Individuals with non-O blood groups were at an increased risk for coronary events and combined CV events, according to findings presented at Heart Failure 2017 in Paris.
“It has been suggested that people with non-O blood groups (A, B, AB) are at higher risk for [MI] and overall [CV] mortality, but this suggestion comes from case-control studies, which have a low level of evidence,” Tessa Kole, a master’s degree student at the University Medical Centre Groningen in the Netherlands, said in a press release. “If this was confirmed, it could have important implications for personalized medicine.”
Kole and colleagues conducted a meta-analysis of prospective studies with more than 1.3 million participants combined. The researchers looked at associations between blood type and all coronary events, combined CV events and fatal coronary events.
There were 23,154 CV events in total.
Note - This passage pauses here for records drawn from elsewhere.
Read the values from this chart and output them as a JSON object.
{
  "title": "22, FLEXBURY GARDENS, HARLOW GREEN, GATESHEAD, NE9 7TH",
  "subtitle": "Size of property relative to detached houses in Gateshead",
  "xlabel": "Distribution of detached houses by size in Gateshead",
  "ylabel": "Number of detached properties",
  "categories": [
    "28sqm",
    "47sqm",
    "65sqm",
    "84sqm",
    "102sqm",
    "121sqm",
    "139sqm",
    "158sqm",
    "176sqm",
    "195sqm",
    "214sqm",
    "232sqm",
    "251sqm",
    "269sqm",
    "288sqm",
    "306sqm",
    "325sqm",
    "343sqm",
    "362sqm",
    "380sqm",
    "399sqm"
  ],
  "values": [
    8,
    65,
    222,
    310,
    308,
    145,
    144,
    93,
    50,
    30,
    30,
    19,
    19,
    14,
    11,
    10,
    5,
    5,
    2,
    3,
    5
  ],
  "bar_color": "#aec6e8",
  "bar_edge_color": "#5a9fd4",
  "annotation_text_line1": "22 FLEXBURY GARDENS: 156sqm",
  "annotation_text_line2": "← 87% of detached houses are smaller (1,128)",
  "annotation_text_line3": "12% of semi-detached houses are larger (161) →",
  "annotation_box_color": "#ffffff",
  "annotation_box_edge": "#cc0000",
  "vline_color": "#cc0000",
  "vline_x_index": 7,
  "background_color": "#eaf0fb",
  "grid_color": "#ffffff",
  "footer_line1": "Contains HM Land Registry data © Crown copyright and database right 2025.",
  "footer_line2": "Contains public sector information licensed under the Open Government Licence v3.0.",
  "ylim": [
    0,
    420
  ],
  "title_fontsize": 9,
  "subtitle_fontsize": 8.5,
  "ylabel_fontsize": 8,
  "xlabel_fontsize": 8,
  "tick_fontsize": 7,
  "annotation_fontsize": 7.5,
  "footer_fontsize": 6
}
In the analysis of coronary events, 1.5% (n = 11,437) of people with non-O blood had a coronary event vs. 1.4% (n = 7,220) of participants with O blood (OR = 1.09; 95% CI, 1.06-1.13).
For combined CV events, 2.5% (n = 17,449) of participants with non-O blood had an event vs. 2.3% (n = 10,916) of those with O blood (OR = 1.09; 95% CI, 1.06-1.11).
There was no significant association between risk for fatal coronary event and blood type (OR = 1; 95% CI, 0.85-1.18).
“More research is needed to identify the cause of the apparent increased [CV] risk in people with a non-O blood group,” Kole said in the release. “Obtaining more information about risk in each non-O blood group (A, B and AB) might provide further explanations of the causes.”
Possible mechanisms include higher concentration of von Willebrand factor and increased rates of dyslipidemia in individuals with non-O blood, Kole and colleagues wrote in an abstract. – by Cassie Homer
Reference:
Kole T, et al. Abstract 697. Presented at: Heart Failure 2017 and the 4th World Congress on Acute Heart Failure; April 29-May 2, 2017; Paris.